Evaluators decide whether an agent's reply passes or fails a turn. All evaluators implement an async evaluate(ctx: TurnContext) -> EvalResult method.

ContainsEvaluator

Checks that the reply contains expected substrings (case-insensitive).

from pytest_agent_eval import ContainsEvaluator

# Pass if reply contains at least one of these
ContainsEvaluator(any_of=["confirmed", "booked"])

# Pass if reply contains ALL of these
ContainsEvaluator(all_of=["booking", "reference number"])

# Both checks at once
ContainsEvaluator(
    any_of=["confirmed", "booked"],
    all_of=["tomorrow"],
)

Parameters:

Parameter Type Description
any_of list[str] Reply must contain at least one of these (case-insensitive)
all_of list[str] Reply must contain every one of these (case-insensitive)

ToolCallEvaluator

Validates that specific tools were (or were not) called during a turn.

from pytest_agent_eval import ToolCallEvaluator

# Require a tool and forbid another
ToolCallEvaluator(
    must_include=["book_slot"],
    must_exclude=["cancel_slot"],
)

# Enforce call order
ToolCallEvaluator(
    must_include=["authenticate", "fetch_availability", "create_booking"],
    ordered=True,
)

Parameters:

Parameter Type Description
must_include list[str] Tool names that must appear in the turn's tool calls
must_exclude list[str] Tool names that must NOT appear in the turn's tool calls
ordered bool If True, must_include tools must appear in the specified order

JudgeEvaluator

Uses an LLM (via pydantic-ai) to evaluate the reply against a natural-language rubric. Good for open-ended quality checks that are hard to express as string patterns.
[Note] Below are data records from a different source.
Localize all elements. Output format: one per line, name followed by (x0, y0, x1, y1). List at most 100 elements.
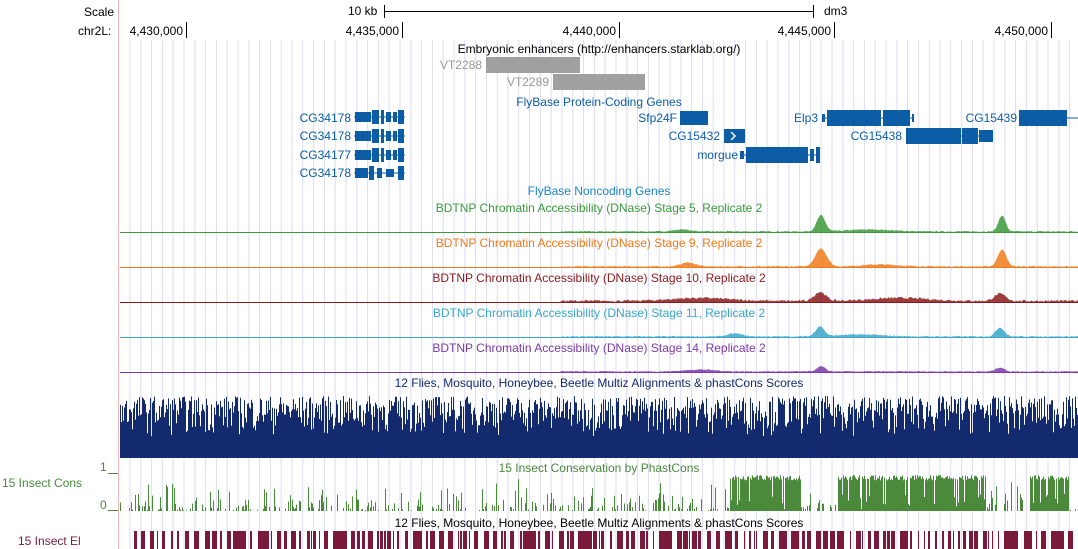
conserved-element (617, 531, 623, 549)
conserved-element (552, 531, 553, 549)
conserved-element (883, 531, 886, 549)
conserved-element (162, 531, 165, 549)
gene-exon (355, 112, 371, 122)
conserved-element (862, 531, 863, 549)
track-title-dnase-stage11[interactable]: BDTNP Chromatin Accessibility (DNase) St… (432, 306, 766, 320)
gene-label-cg15432[interactable]: CG15432 (668, 129, 720, 143)
track-title-phastcons[interactable]: 15 Insect Conservation by PhastCons (498, 461, 700, 475)
gene-exon (393, 150, 397, 160)
gene-exon (979, 130, 993, 142)
conserved-element (653, 531, 654, 549)
conserved-element (1068, 531, 1073, 549)
gene-label-cg34177[interactable]: CG34177 (299, 148, 351, 162)
conserved-element (707, 531, 711, 549)
track-title-dnase-stage5[interactable]: BDTNP Chromatin Accessibility (DNase) St… (435, 201, 763, 215)
conserved-element (351, 531, 355, 549)
gene-cg15439 (1019, 110, 1078, 126)
conserved-element (963, 531, 966, 549)
conserved-element (559, 531, 564, 549)
gene-label-cg15439[interactable]: CG15439 (965, 111, 1017, 125)
conserved-element (484, 531, 489, 549)
conserved-element (324, 531, 328, 549)
conserved-element (958, 531, 960, 549)
conserved-element (631, 531, 635, 549)
conserved-element (141, 531, 145, 549)
gene-label-cg15438[interactable]: CG15438 (850, 129, 902, 143)
conserved-element (891, 531, 895, 549)
gene-label-morgue[interactable]: morgue (697, 148, 738, 162)
track-title-flybase-noncoding[interactable]: FlyBase Noncoding Genes (527, 184, 671, 198)
conserved-element (233, 531, 246, 549)
ruler-position: 4,440,000 (562, 24, 616, 38)
conserved-element (205, 531, 210, 549)
conserved-element (988, 531, 989, 549)
gene-exon (398, 166, 404, 180)
conserved-element (227, 531, 231, 549)
conserved-element (953, 531, 954, 549)
conserved-element (716, 531, 720, 549)
gene-label-cg34178[interactable]: CG34178 (299, 129, 351, 143)
grid-lines (129, 40, 1071, 549)
conserved-element (918, 531, 919, 549)
conserved-element (998, 531, 999, 549)
conserved-element (212, 531, 217, 549)
gene-exon (386, 150, 391, 160)
track-title-dnase-stage14[interactable]: BDTNP Chromatin Accessibility (DNase) St… (432, 341, 766, 355)
phastcons-ymin-label: 0 (100, 498, 107, 512)
conserved-element (983, 531, 987, 549)
gene-exon (906, 128, 961, 144)
gene-label-cg34178[interactable]: CG34178 (299, 166, 351, 180)
conserved-element (368, 531, 373, 549)
conserved-element (357, 531, 360, 549)
conserved-element (384, 531, 386, 549)
conserved-element (271, 531, 272, 549)
gene-exon (381, 129, 384, 143)
enhancer-label-vt2288[interactable]: VT2288 (439, 58, 482, 72)
conserved-element (538, 531, 540, 549)
conserved-element (458, 531, 459, 549)
conserved-element (646, 531, 648, 549)
track-title-elements[interactable]: 12 Flies, Mosquito, Honeybee, Beetle Mul… (394, 516, 804, 530)
conserved-element (520, 531, 522, 549)
track-title-multiz[interactable]: 12 Flies, Mosquito, Honeybee, Beetle Mul… (394, 376, 804, 390)
conserved-element (823, 531, 828, 549)
conserved-element (405, 531, 408, 549)
track-title-flybase-coding[interactable]: FlyBase Protein-Coding Genes (516, 95, 682, 109)
gene-label-cg34178[interactable]: CG34178 (299, 111, 351, 125)
ruler-position: 4,435,000 (345, 24, 399, 38)
ruler-position: 4,450,000 (994, 24, 1048, 38)
conserved-element (830, 531, 835, 549)
track-title-dnase-stage10[interactable]: BDTNP Chromatin Accessibility (DNase) St… (432, 271, 766, 285)
track-title-enhancers[interactable]: Embryonic enhancers (http://enhancers.st… (457, 42, 741, 56)
dnase-track (120, 292, 1078, 303)
gene-exon (398, 110, 404, 124)
conserved-element (171, 531, 173, 549)
conserved-element (935, 531, 937, 549)
gene-exon (816, 147, 820, 163)
elements-track (134, 531, 1073, 549)
conserved-element (900, 531, 908, 549)
gene-cg34177 (354, 148, 405, 162)
conserved-element (756, 531, 757, 549)
conserved-element (725, 531, 732, 549)
gene-exon (355, 168, 368, 178)
conserved-element (692, 531, 697, 549)
gene-exon (393, 131, 397, 141)
track-label-elements[interactable]: 15 Insect El (18, 534, 81, 548)
conserved-element (771, 531, 774, 549)
enhancer-label-vt2289[interactable]: VT2289 (506, 75, 549, 89)
track-label-phastcons[interactable]: 15 Insect Cons (2, 476, 83, 490)
conserved-element (1024, 531, 1032, 549)
gene-label-sfp24f[interactable]: Sfp24F (638, 111, 677, 125)
gene-track (354, 110, 1078, 180)
conserved-element (948, 531, 951, 549)
track-title-dnase-stage9[interactable]: BDTNP Chromatin Accessibility (DNase) St… (435, 236, 763, 250)
conserved-element (439, 531, 444, 549)
gene-label-elp3[interactable]: Elp3 (793, 111, 818, 125)
dnase-tracks (120, 214, 1078, 373)
gene-exon (381, 110, 384, 124)
gene-exon (393, 112, 397, 122)
conserved-element (377, 531, 379, 549)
from pytest_agent_eval import JudgeEvaluator

JudgeEvaluator(
    rubric=(
        "The reply must confirm the booking, include a reference number, "
        "mention the date and time, and have a friendly professional tone."
    ),
    model="openai:gpt-4o",      # optional — falls back to [tool.agent_eval] model
    retries=2,                   # retry API failures
    timeout=30.0,                # per-call timeout in seconds
)

Parameters:

Parameter Type Default Description
rubric str required Natural-language description of what a passing reply looks like
model str \| None None pydantic-ai model ID; falls back to [tool.agent_eval] model
retries int 2 Number of retries on API failure before returning a FAIL verdict
timeout float 30.0 Seconds before the judge call times out

Writing a custom evaluator

Implement the Evaluator protocol: an object with an async evaluate method.
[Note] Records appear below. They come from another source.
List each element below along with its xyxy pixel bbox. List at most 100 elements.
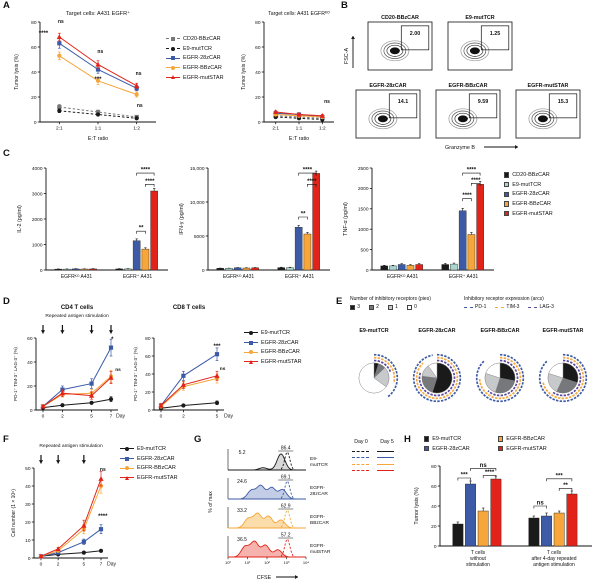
- legend-item-label: EGFR-BBzCAR: [512, 200, 551, 207]
- chart-cd8-exhaustion: 0 20 40 60 80 0 2 5 *** ns CD8 T cells PD-1⁺ TIM-3⁺…: [133, 305, 233, 420]
- svg-text:*: *: [111, 337, 114, 343]
- legend-panel-f: E9-mutTCR EGFR-28zCAR EGFR-BBzCAR EGFR-mutS…: [120, 446, 178, 485]
- svg-text:CFSE: CFSE: [257, 575, 272, 581]
- svg-text:1:2: 1:2: [319, 126, 326, 132]
- svg-text:EGFR-28zCAR: EGFR-28zCAR: [369, 83, 406, 89]
- svg-text:PD-1⁺ TIM-3⁺ LAG-3⁺ (%): PD-1⁺ TIM-3⁺ LAG-3⁺ (%): [13, 347, 18, 401]
- legend-item-label: EGFR-BBzCAR: [137, 465, 176, 472]
- svg-text:40: 40: [31, 70, 37, 76]
- svg-text:stimulation: stimulation: [466, 562, 490, 568]
- svg-text:****: ****: [471, 178, 481, 184]
- legend-item: E9-mutTCR: [166, 46, 224, 52]
- svg-text:E9-mutTCR: E9-mutTCR: [465, 15, 494, 21]
- legend-item-label: EGFR-28zCAR: [261, 339, 299, 346]
- svg-text:0: 0: [202, 268, 205, 274]
- svg-text:ns: ns: [324, 99, 330, 105]
- legend-item-label: EGFR-BBzCAR: [261, 349, 300, 356]
- legend-item-label: EGFR-28zCAR: [183, 55, 221, 62]
- legend-day-row: [352, 448, 396, 454]
- legend-item: EGFR-BBzCAR: [166, 65, 224, 71]
- svg-text:2000: 2000: [358, 186, 369, 192]
- svg-text:86.4: 86.4: [281, 446, 291, 452]
- svg-text:EGFR-mutSTAR: EGFR-mutSTAR: [528, 83, 569, 89]
- svg-text:after 4-day repeated: after 4-day repeated: [531, 556, 576, 562]
- svg-text:1000: 1000: [32, 242, 43, 248]
- svg-text:Day: Day: [107, 562, 116, 568]
- panel-label-h: H: [404, 434, 411, 445]
- legend-item: LAG-3: [528, 304, 554, 311]
- svg-text:10³: 10³: [284, 560, 290, 565]
- svg-text:without: without: [470, 556, 486, 562]
- svg-text:EGFR⁺ A431: EGFR⁺ A431: [449, 274, 479, 280]
- legend-item: EGFR-mutSTAR: [166, 75, 224, 81]
- legend-item: EGFR-mutSTAR: [498, 446, 582, 452]
- svg-text:2: 2: [182, 414, 185, 420]
- svg-text:**: **: [301, 211, 306, 217]
- svg-text:1.25: 1.25: [490, 31, 501, 37]
- svg-text:antigen stimulation: antigen stimulation: [533, 562, 575, 568]
- svg-text:30: 30: [25, 502, 31, 508]
- svg-text:ns: ns: [136, 71, 142, 77]
- svg-text:2: 2: [57, 562, 60, 568]
- legend-item-label: E9-mutTCR: [261, 330, 291, 336]
- svg-text:5: 5: [83, 562, 86, 568]
- svg-text:2: 2: [61, 414, 64, 420]
- legend-item-label: EGFR-mutSTAR: [512, 210, 553, 217]
- svg-text:10⁴: 10⁴: [303, 560, 309, 565]
- svg-text:Day: Day: [116, 414, 125, 420]
- legend-item-label: EGFR-28zCAR: [432, 445, 470, 452]
- svg-text:****: ****: [303, 168, 313, 174]
- svg-text:***: ***: [213, 344, 221, 350]
- svg-text:mutSTAR: mutSTAR: [310, 549, 331, 555]
- svg-text:CD4 T cells: CD4 T cells: [61, 305, 94, 311]
- legend-day5-label: Day 5: [380, 439, 394, 445]
- legend-day: Day 0 Day 5: [352, 439, 396, 474]
- svg-text:57.2: 57.2: [281, 533, 291, 539]
- legend-pies-items: 3 2 1 0: [350, 304, 462, 311]
- svg-text:E9-: E9-: [310, 456, 318, 462]
- svg-text:EGFR-: EGFR-: [310, 485, 325, 491]
- svg-text:20: 20: [25, 520, 31, 526]
- legend-item: EGFR-mutSTAR: [244, 359, 302, 365]
- svg-text:Repeated antigen stimulation: Repeated antigen stimulation: [45, 313, 109, 319]
- svg-text:5: 5: [216, 414, 219, 420]
- legend-item: EGFR-28zCAR: [424, 446, 496, 452]
- svg-text:2:1: 2:1: [272, 126, 279, 132]
- svg-text:E:T ratio: E:T ratio: [88, 136, 108, 142]
- legend-day0-label: Day 0: [354, 439, 368, 445]
- svg-text:20: 20: [145, 390, 151, 396]
- svg-text:2.00: 2.00: [410, 31, 421, 37]
- svg-text:60: 60: [31, 45, 37, 51]
- svg-text:4000: 4000: [32, 166, 43, 172]
- legend-item: EGFR-BBzCAR: [120, 465, 178, 471]
- chart-inhibitory-receptor-pies: E9-mutTCR EGFR-28zCAR EGFR-BBzCAR EGFR-mutS…: [358, 328, 588, 403]
- legend-item-label: E9-mutTCR: [432, 436, 462, 442]
- svg-text:1:1: 1:1: [95, 126, 102, 132]
- svg-text:62.9: 62.9: [281, 504, 291, 510]
- svg-text:2500: 2500: [358, 166, 369, 172]
- svg-text:0: 0: [42, 414, 45, 420]
- svg-text:E9-mutTCR: E9-mutTCR: [359, 328, 388, 334]
- legend-item: 1: [387, 304, 398, 311]
- svg-text:****: ****: [98, 514, 108, 520]
- svg-text:CD8 T cells: CD8 T cells: [173, 305, 206, 311]
- legend-arcs-items: PD-1 TIM-3 LAG-3: [464, 304, 596, 311]
- svg-text:T cells: T cells: [547, 550, 562, 556]
- svg-text:EGFR-: EGFR-: [310, 543, 325, 549]
- legend-day-swatches: [352, 448, 396, 474]
- chart-cell-expansion: 0 10 20 30 40 50 0 2 5 7 ns **** Repeated antigen st…: [11, 443, 116, 568]
- svg-text:****: ****: [307, 179, 317, 185]
- legend-pies-title: Number of inhibitory receptors (pies): [350, 296, 431, 302]
- svg-text:EGFR-: EGFR-: [310, 514, 325, 520]
- chart-tumor-lysis-egfr-ko: 0 20 40 60 80 2:1 1:1 1:2 ns Target cells: A431 E…: [241, 11, 334, 142]
- svg-text:% of max: % of max: [208, 491, 214, 513]
- svg-text:0: 0: [40, 268, 43, 274]
- svg-text:Day: Day: [224, 414, 233, 420]
- svg-text:3000: 3000: [32, 191, 43, 197]
- svg-text:***: ***: [556, 473, 564, 479]
- legend-item: 2: [368, 304, 379, 311]
- svg-text:20: 20: [431, 524, 437, 530]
from pytest_agent_eval.models import TurnContext, EvalResult

class SentimentEvaluator:
    """Fail if the reply has negative sentiment."""

    def __init__(self, threshold: float = 0.5):
        self.threshold = threshold

    async def evaluate(self, ctx: TurnContext) -> EvalResult:
        # ctx.reply  — the agent's string reply
        # ctx.user   — the user message for this turn
        # ctx.tool_calls — list of tool names called
        # ctx.history    — OpenAI-format message history

        score = await compute_sentiment(ctx.reply)   # your own logic
        passed = score >= self.threshold
        return EvalResult(
            passed=passed,
            reasoning=f"Sentiment score {score:.2f} vs threshold {self.threshold:.2f}",
        )

Then use it like any built-in evaluator:

from pytest_agent_eval import Turn, Expect

Turn(
    user="How was your experience?",
    expect=Expect(evaluators=[SentimentEvaluator(threshold=0.6)]),
)

The protocol requires only that evaluate is async and returns an EvalResult. There is no base class to inherit from.